In 1965, the Nederlander Organization purchased the Palace from RKO Theatres. On January 29, 1966, the Palace reopened as a playhouse with the original production of the musical Sweet Charity, although for a period of time it showed films and presented concert performances by Judy Garland, Bette Midler, Liza Minnelli, Josephine Baker, Eddie Fisher, Shirley MacLaine, Diana Ross and Vikki Carr between theatrical engagements.
In the late 1980s, a towering hotel was built above the theater, supported by two super-columns located behind the original auditorium structure. Today the theater façade is almost entirely hidden behind a wall of enormous billboards. Only the marquee is visible. The interior was renovated in early 2014 prior to the opening of Holler If Ya Hear Me. In 2015, The Nederlander Organization and Maefield Development announced another $2 billion renovation plan which would include a new lobby and entrance on 47th Street as well as dressing rooms and other patron amenities. The theatre would be raised and the area occupied by the current lobby would be filled by retail space that would extend three additional levels below ground. The New York City Landmarks Preservation Commission approved the plan on November 24; however, many preservationists expressed concern over the idea. The City Council approved the plan on June 28, 2018.
The theatre was the original home to the long-running musicals La Cage aux Folles and Beauty and the Beast, which opened in 1994 and ran over five years before moving to another theatre. Another notable tenant was Aida, which ran for over four years, from 2000 through 2004, and 1,852 performances and won four Tony Awards. The theatre also housed , a stage adaptation of the 2001 film, which played its final performance on October 19, 2008. A revival of West Side Story opened on March 19, 2009 and closed on January 2, 2011.

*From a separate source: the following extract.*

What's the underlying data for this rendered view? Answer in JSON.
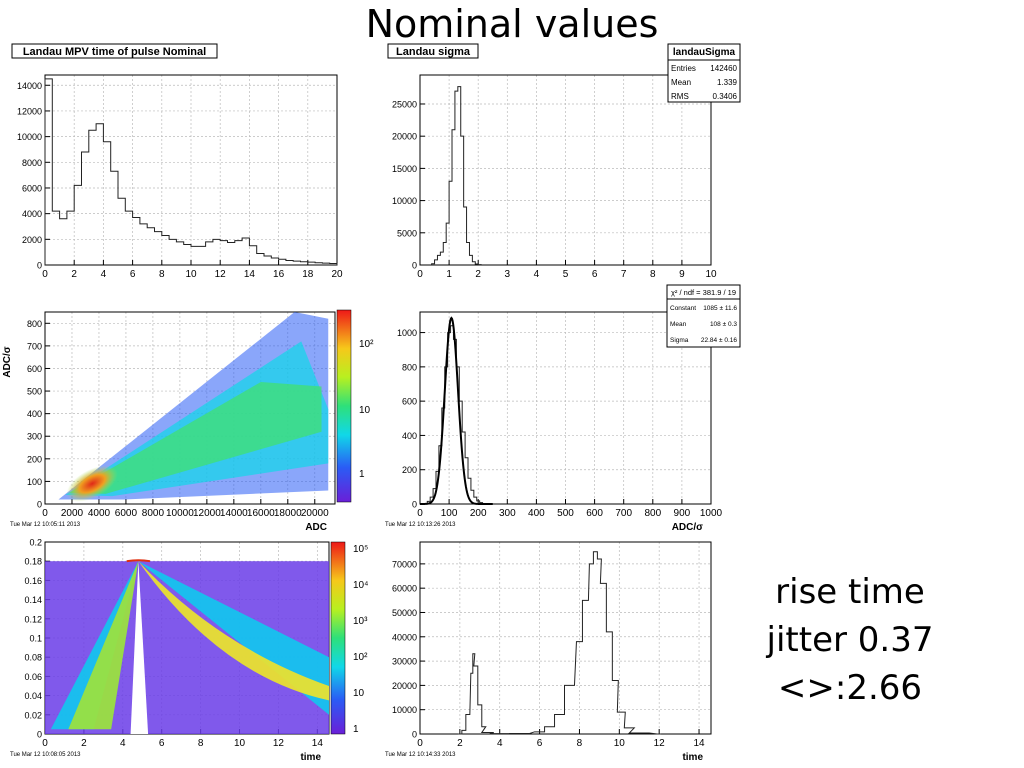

More recently, the theatre was home to the musical Priscilla, Queen of the Desert and to the Broadway revival of Annie,. An American in Paris, a new musical stage adaptation of the 1951 MGM film, opened April 12, 2015 for an 18-month run. On November 25, 2016 The Illusionists: Turn of the Century opened for a limited engagement through January 1, 2017. The revival of Sunset Boulevard played a five-month limited engagement from February 2, 2017 through June 25, 2017, starring Glenn Close. The next show at the Palace was SpongeBob SquarePants, a musical adaptation of the children's television series. It began previews on November 6, 2017 and ran from December 4, 2017 to September 16, 2018. SpongeBob was the last show to play at the theater prior to the long-planned renovation. The reconstruction is estimated to keep the Palace closed until 2021. As part of the construction of TSX Broadway, a hotel and retail structure, the Palace Theatre would be raised using jacks.

Ghost

The ghost of acrobat Louis Bossalina is said to haunt the theatre. According to various versions of the story, Bossalina "fell to his death in the 1950s" and that "Stagehands say that when the theater is empty, the ghost of Bossalina can be seen swinging from the rafters. He lets out a blood-curdling scream, then re-enacts his nose dive." However, in reality Bossalina, who was a member of the acrobatic act the Four Casting Pearls, was injured, but not fatally, when he fell 18 feet during a performance on August 28, 1935, before 800 theatregoers. Bossalina's act was not a trapeze but rather fixed towers in which the acrobats are "cast from one to the other." Comedian Pat Henning started his act in front of a curtain that was pulled right after the accident. Bossalina died in 1963 in Reading, Pennsylvania at the age of 61.